Food security remains a problem after 34 years of Independence

Martin Endjala

Paulus Mbangu, National Council and Member of Parliament says when he reflects on Namibia’s 34th Independence, there is a dark cloud still hanging over the country’s food security and that it is a problem that continues to persist.

Mbangu said Independence Day is a time to celebrate the people, the culture and the history of the sovereign state. Hence the annual celebrations are held, to remind Namibians of all sacrifices made and the good deeds, how it was done, who did it, and how all citizens are historically connected to it.

“We have a lot to celebrate as a country but we also have a lot of shortcomings as a country,” said the MP in response to the significance of Independence.

He stated that it is sad that as Namibia celebrates its 34th independence anniversary the country depends almost exclusively on others to feed its citizens because it failed to address food security due to a lack of political will.

He believes the state of affairs is an affront to the economic and political sovereignty and he pointed out that access to equitable and quality higher education remains a pipe dream amongst many learners in Namibia.
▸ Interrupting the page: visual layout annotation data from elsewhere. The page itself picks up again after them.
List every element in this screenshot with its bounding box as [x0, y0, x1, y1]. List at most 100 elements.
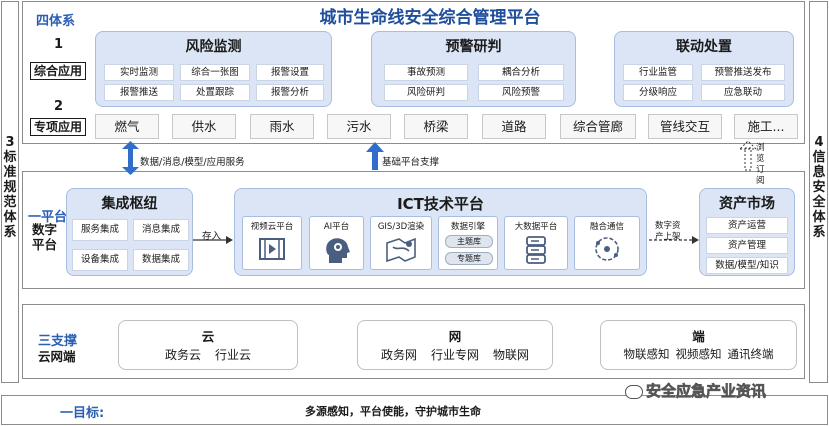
special-app-sewage: 污水: [327, 114, 391, 139]
integration-hub-panel: 集成枢纽 服务集成 消息集成 设备集成 数据集成: [66, 188, 193, 276]
goal-bar: [1, 395, 828, 425]
chip-service-integration: 服务集成: [72, 219, 128, 241]
warning-analysis-panel: 预警研判 事故预测 耦合分析 风险研判 风险预警: [371, 31, 576, 107]
arrow-label-data-services: 数据/消息/模型/应用服务: [140, 157, 245, 168]
ict-ai-platform: AI平台: [309, 216, 364, 270]
ict-gis-3d: GIS/3D渲染: [370, 216, 432, 270]
ict-video-cloud: 视频云平台: [242, 216, 302, 270]
linked-response-panel: 联动处置 行业监管 预警推送发布 分级响应 应急联动: [614, 31, 794, 107]
publish-label: 数字资产上架: [655, 221, 681, 242]
network-item-iot: 物联网: [493, 348, 530, 362]
network-item-private: 行业专网: [430, 348, 479, 362]
ai-brain-icon: [325, 238, 350, 263]
chip-device-integration: 设备集成: [72, 249, 128, 271]
ict-video-cloud-label: 视频云平台: [250, 222, 294, 232]
cloud-item-gov: 政务云: [164, 348, 201, 362]
video-icon: [259, 238, 285, 260]
map-icon: [386, 237, 416, 263]
ict-converged-comm-label: 融合通信: [589, 222, 624, 232]
page-title: 城市生命线安全综合管理平台: [319, 8, 541, 28]
cloud-items: 政务云行业云: [119, 346, 297, 363]
terminal-items: 物联感知视频感知通讯终端: [601, 346, 796, 362]
chip-alarm-settings: 报警设置: [256, 64, 324, 81]
three-support-label: 三支撑: [38, 334, 78, 349]
bidirectional-arrow-icon: [122, 141, 139, 175]
chip-accident-prediction: 事故预测: [384, 64, 468, 81]
chip-warning-push-release: 预警推送发布: [701, 64, 785, 81]
risk-monitoring-panel: 风险监测 实时监测 综合一张图 报警设置 报警推送 处置跟踪 报警分析: [95, 31, 332, 107]
info-security-system-label: 4信息安全体系: [812, 135, 826, 240]
row1-tag: 综合应用: [30, 62, 86, 80]
ict-data-engine-label: 数据引擎: [450, 222, 485, 232]
chip-coupling-analysis: 耦合分析: [478, 64, 564, 81]
ict-gis-3d-label: GIS/3D渲染: [377, 222, 425, 232]
chip-emergency-linkage: 应急联动: [701, 84, 785, 101]
special-app-gas: 燃气: [95, 114, 159, 139]
terminal-item-iot-sensing: 物联感知: [623, 347, 670, 361]
outer-frame-right: [809, 1, 828, 383]
chip-graded-response: 分级响应: [623, 84, 693, 101]
terminal-item-comm-terminal: 通讯终端: [727, 347, 774, 361]
topic-library: 专题库: [445, 252, 493, 265]
outer-frame-left: [1, 1, 19, 383]
terminal-group: 端 物联感知视频感知通讯终端: [600, 320, 797, 370]
cloud-title: 云: [201, 329, 215, 344]
ict-big-data-label: 大数据平台: [514, 222, 558, 232]
chip-risk-assessment: 风险研判: [384, 84, 468, 101]
special-app-construction: 施工...: [734, 114, 798, 139]
special-app-bridge: 桥梁: [404, 114, 468, 139]
server-icon: [526, 236, 546, 264]
watermark: 安全应急产业资讯: [625, 380, 766, 401]
row2-tag: 专项应用: [30, 118, 86, 136]
asset-market-title: 资产市场: [719, 196, 775, 212]
chip-data-model-knowledge: 数据/模型/知识: [706, 257, 788, 274]
special-app-utility-tunnel: 综合管廊: [560, 114, 636, 139]
subject-library: 主题库: [445, 235, 493, 248]
row1-number: 1: [54, 37, 64, 52]
network-items: 政务网行业专网物联网: [358, 346, 552, 363]
ict-big-data: 大数据平台: [504, 216, 568, 270]
ict-platform-title: ICT技术平台: [397, 195, 484, 213]
special-app-water-supply: 供水: [172, 114, 236, 139]
chip-message-integration: 消息集成: [133, 219, 189, 241]
store-label: 存入: [202, 231, 222, 242]
row2-number: 2: [54, 99, 64, 114]
network-group: 网 政务网行业专网物联网: [357, 320, 553, 370]
cloud-net-device-label: 云网端: [38, 349, 76, 364]
chip-overview-map: 综合一张图: [180, 64, 250, 81]
special-app-rainwater: 雨水: [250, 114, 314, 139]
warning-analysis-title: 预警研判: [445, 39, 502, 55]
linked-response-title: 联动处置: [676, 39, 732, 55]
chip-asset-management: 资产管理: [706, 237, 788, 254]
ict-data-engine: 数据引擎 主题库 专题库: [438, 216, 498, 270]
chip-asset-operation: 资产运营: [706, 217, 788, 234]
chip-risk-warning: 风险预警: [478, 84, 564, 101]
chip-disposal-tracking: 处置跟踪: [180, 84, 250, 101]
watermark-text: 安全应急产业资讯: [646, 382, 767, 401]
network-item-gov: 政务网: [380, 348, 417, 362]
one-platform-label: 一平台: [28, 210, 68, 225]
standards-system-label: 3标准规范体系: [3, 135, 17, 240]
goal-label: 一目标:: [60, 406, 105, 421]
network-title: 网: [448, 329, 462, 344]
chip-alarm-analysis: 报警分析: [256, 84, 324, 101]
cloud-item-industry: 行业云: [215, 348, 252, 362]
chip-data-integration: 数据集成: [133, 249, 189, 271]
risk-monitoring-title: 风险监测: [185, 39, 242, 55]
ict-ai-platform-label: AI平台: [323, 222, 350, 232]
integration-hub-title: 集成枢纽: [101, 196, 158, 212]
digital-platform-label: 数字平台: [32, 222, 58, 252]
four-systems-label: 四体系: [36, 14, 76, 29]
chip-realtime-monitoring: 实时监测: [104, 64, 174, 81]
arrow-label-base-support: 基础平台支撑: [382, 157, 440, 168]
special-app-pipeline-interaction: 管线交互: [648, 114, 722, 139]
terminal-title: 端: [692, 329, 705, 344]
dashed-up-arrow-icon: [738, 140, 758, 171]
arrow-label-browse-subscribe: 浏览订阅: [756, 143, 765, 186]
ict-converged-comm: 融合通信: [574, 216, 640, 270]
goal-text: 多源感知，平台使能，守护城市生命: [305, 405, 481, 418]
chip-alarm-push: 报警推送: [104, 84, 174, 101]
asset-market-panel: 资产市场 资产运营 资产管理 数据/模型/知识: [699, 188, 795, 276]
terminal-item-video-sensing: 视频感知: [675, 347, 722, 361]
cloud-group: 云 政务云行业云: [118, 320, 298, 370]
Particularly, when considering the continuing poor performance of the general education system and the confusion between the institutions of higher learning and the Ministry of Education, Arts and Culture about the admission criteria.

He highlighted that the health sector is performing very poorly, with recent reports suggesting inadequate medicine in hospitals, while poor and unemployed patients are told to go buy medicine in private pharmacies which in essence means sending them to their graves because they can’t afford it.
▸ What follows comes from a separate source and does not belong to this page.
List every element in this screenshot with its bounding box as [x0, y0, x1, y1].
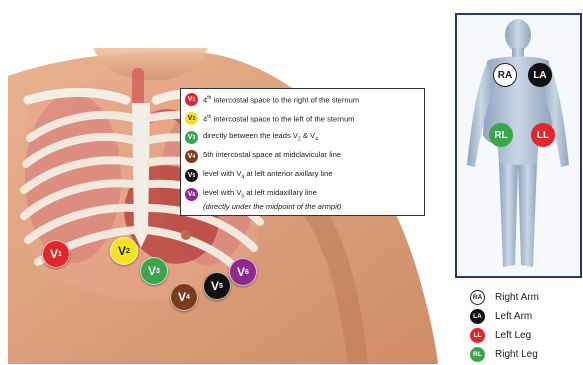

“In our Constituency, we have one clinic which was built before independence. No hospital was built in Kavango East after independence except the expansion of Rundu Hospital with a maternity ward. Access to quality healthcare remains a pipe dream to the Rural poor,” he argued.

Moreover, he said that rural electrification which is the catalyst for development is another pipe dream to the majority of people in rural areas.

However, with the recently allocated N$130 million towards electrification under the Mines and Energy Ministry, this can be addressed.